Inesquecível encontro no Sesc

Foto: Arthur Vianna

Foto: Arthur Vianna

Como se define um gênio? Tal definição é possível? Certamente muitos tentaram, mas creio que ninguém foi tão objetivo e perspicaz quanto Harold Bloom em seu livro “Gênio”, no qual analisa a produção literária, poética e dramatúrgica daqueles que considera os 100 autores mais criativos da história da literatura. Diz ele o seguinte: “Ele ou ela alarga a nossa consciência? E como isso se dá? Sugiro um teste simples, mas eficaz: fora o aspecto do entretenimento, a minha conscientização foi aguçada? Expandiu-se a minha consciência, tornou-se mais esclarecida? Se não, deparei-me com talento, e não com gênio. Aquilo que há de melhor e de primordial em mim não terá sido tocado”.

Antonin Artaud (1896-1948) e Vincent Van Gogh (1853-1890) não constam da relação de Bloom, já que o primeiro não produziu obra ficcional e sim ensaística, e o segundo era pintor. Mas não creio que a genialidade de ambos possa ser questionada, assim como seu evidenteparentesco: os dois foram vítimas de crudelíssimo e permanente processo de exclusão na época em que viveram, certamente porque expuseram as chagas mais pútridas de uma sociedade que pretendia deter o monopólio de todas as virtudes.

Tendo como ponto de partida o ensaio escrito por Artaud , em 1947 – “Van Gogh – O suicidado da Sociedade”, o presente texto, “Entre corvos”, leva a assinatura de Ary Coslov e Marcelo Aquino, que nele incluíram citações de Alfred Jarry, Arthur Adamov, Samuel Beckett, Edgar Allan Poe e Franz Kafka, dentre outros. Em cartaz na Sala Mezanino do Espaço Sesc, o espetáculo tem direção de Coslov e interpretação de Aquino.

“Um ator se prepara para interpretar Artaud no teatro, mas ele já não consegue distinguir os limites entre arte e vida, realidade e ficção, insanidade e razão”. Esta breve sinopse, extraída do ótimo release que me foi enviado, sintetiza a premissa essencial do texto e do espetáculo: propor ao espectador uma momentânea renúncia a tudo que considera indiscutível e que passe a encarar a dúvida não como algo inevitavelmente atrelado à angústia, mas como uma real possibilidade de transformação.

O não saber, no presente caso, constitui o ponto de partida para o verdadeiro conhecimento, que nada tem a ver com a tácita aceitação de conceitos e normas estabelecidas, mas que advém de uma necessidade interna que precisa ser honestamente conhecida e inevitavelmente saciada. Assim, quem se dispuser a entrar no jogo proposto pelo texto e pelo espetáculo haverá de deixar o teatro como eu o deixei: profundamente agradecido pela possibilidade que me foi ofertada de alargar minha consciência a respeito do mundo e de mim mesmo.

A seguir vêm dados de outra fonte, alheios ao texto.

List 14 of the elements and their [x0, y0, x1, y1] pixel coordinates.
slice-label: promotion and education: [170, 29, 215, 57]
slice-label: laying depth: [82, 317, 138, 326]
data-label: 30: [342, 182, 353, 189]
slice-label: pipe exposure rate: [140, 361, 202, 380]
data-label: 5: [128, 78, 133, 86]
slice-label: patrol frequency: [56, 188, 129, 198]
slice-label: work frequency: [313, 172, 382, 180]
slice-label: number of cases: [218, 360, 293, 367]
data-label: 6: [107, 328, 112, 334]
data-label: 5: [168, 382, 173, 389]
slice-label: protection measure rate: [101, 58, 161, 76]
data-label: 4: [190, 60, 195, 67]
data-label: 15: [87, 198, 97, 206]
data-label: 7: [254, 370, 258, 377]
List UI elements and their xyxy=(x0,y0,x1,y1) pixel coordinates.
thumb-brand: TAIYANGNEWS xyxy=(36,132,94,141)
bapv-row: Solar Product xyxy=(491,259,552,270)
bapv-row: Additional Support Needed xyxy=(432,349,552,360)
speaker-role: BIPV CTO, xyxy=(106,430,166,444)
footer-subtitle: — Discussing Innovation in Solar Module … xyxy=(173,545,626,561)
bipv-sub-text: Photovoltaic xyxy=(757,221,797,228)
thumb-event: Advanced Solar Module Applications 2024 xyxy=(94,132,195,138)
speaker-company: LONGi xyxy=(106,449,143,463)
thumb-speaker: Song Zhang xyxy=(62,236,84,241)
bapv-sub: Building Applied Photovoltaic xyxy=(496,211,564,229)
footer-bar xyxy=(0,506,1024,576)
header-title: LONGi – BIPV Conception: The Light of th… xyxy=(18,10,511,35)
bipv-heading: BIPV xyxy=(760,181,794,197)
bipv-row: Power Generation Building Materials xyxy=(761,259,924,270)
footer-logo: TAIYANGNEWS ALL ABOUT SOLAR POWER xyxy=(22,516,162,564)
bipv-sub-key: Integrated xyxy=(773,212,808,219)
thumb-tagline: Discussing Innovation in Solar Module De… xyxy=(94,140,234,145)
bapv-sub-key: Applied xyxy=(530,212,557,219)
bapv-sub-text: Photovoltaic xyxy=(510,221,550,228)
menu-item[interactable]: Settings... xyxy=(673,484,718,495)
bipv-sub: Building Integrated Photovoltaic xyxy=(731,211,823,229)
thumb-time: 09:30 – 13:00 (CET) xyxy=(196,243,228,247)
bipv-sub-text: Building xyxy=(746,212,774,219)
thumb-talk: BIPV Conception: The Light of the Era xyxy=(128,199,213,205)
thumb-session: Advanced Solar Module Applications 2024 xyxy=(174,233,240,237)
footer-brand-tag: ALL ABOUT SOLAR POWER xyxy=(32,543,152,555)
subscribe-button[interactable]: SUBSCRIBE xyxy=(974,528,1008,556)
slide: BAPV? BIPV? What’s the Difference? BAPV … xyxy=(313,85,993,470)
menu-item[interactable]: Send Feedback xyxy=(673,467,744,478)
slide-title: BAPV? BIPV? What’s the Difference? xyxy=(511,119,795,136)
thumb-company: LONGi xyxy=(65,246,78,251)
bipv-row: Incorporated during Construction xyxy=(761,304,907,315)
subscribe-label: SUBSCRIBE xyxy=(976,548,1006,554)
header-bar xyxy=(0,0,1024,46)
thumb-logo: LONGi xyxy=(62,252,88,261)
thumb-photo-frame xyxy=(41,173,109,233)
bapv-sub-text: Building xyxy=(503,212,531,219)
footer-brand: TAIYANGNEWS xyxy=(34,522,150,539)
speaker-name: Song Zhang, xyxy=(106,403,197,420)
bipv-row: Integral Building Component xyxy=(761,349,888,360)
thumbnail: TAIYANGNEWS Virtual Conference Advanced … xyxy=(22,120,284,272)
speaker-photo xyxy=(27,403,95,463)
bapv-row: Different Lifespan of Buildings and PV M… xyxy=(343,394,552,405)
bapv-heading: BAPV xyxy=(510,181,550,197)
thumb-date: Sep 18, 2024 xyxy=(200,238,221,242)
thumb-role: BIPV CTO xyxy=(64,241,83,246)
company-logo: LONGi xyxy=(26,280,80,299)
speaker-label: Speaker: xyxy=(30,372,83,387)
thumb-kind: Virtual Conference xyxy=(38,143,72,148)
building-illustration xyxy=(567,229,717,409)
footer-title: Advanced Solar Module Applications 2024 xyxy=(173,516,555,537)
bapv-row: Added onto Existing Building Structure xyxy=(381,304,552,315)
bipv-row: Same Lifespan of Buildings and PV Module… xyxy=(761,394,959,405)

Texto belíssimo, “Entre corvos” recebeu esplêndida versão cênica de Ary Coslov. Impondo à montagem uma dinâmica em total sintonia com os conteúdos propostos, impregnada de uma fisicalidade dilacerada e intempestiva, repleta de soluções da mais alta expressividade, ao encenador cabe o mérito suplementar de haver extraído deslumbrante atuação de Marcelo Aquino. Este, na melhor performance de sua carreira, exibe não apenas preciosos recursos técnicos, mas uma capacidade de entrega tão visceral que o torna digno de encarnar um homem que da vida só conheceu o seu lado mais amargo.

Na equipe técnica, Aurélio de Simoni assina uma das melhores iluminações de sua esplendorosa carreira, sempre sublinhando e reforçando, com imensa sensibilidade, todas as emoções em causa. Ana Vitória responde por uma das direções de movimento mais expressivas que já assisti – é incrível a capacidade da coreógrafa e bailarina de converter em gestos e movimentos o que se passa na atormentada alma do protagonista. Sem dúvida, um trabalho inesquecível. A mesma eficiência se faz presente nas contribuições de Igor Verde (vídeomaker), Ary Coslov (trilha sonora, cenário e figurino), Gabriel Fomm (mixagem da trilha e sonoplastia) e Alexandre da Silva Mattos e Emanuel Isaías Perez Barroso (animações). E finalmente, um aplauso entusiasmado para a precisão e sintonia de Anderson Peixoto (operação de luz) e Gabriel Lessa (operação de som e projeção).

ENTRE CORVOS – Dramaturgia de Ary Coslov e Marcelo Aquino. Direção de Ary Coslov. Atuação de Marcelo Aquino. Sala Mezanino do Espaço Sesc. Quinta a sábado, 21h. Domingo, 20h.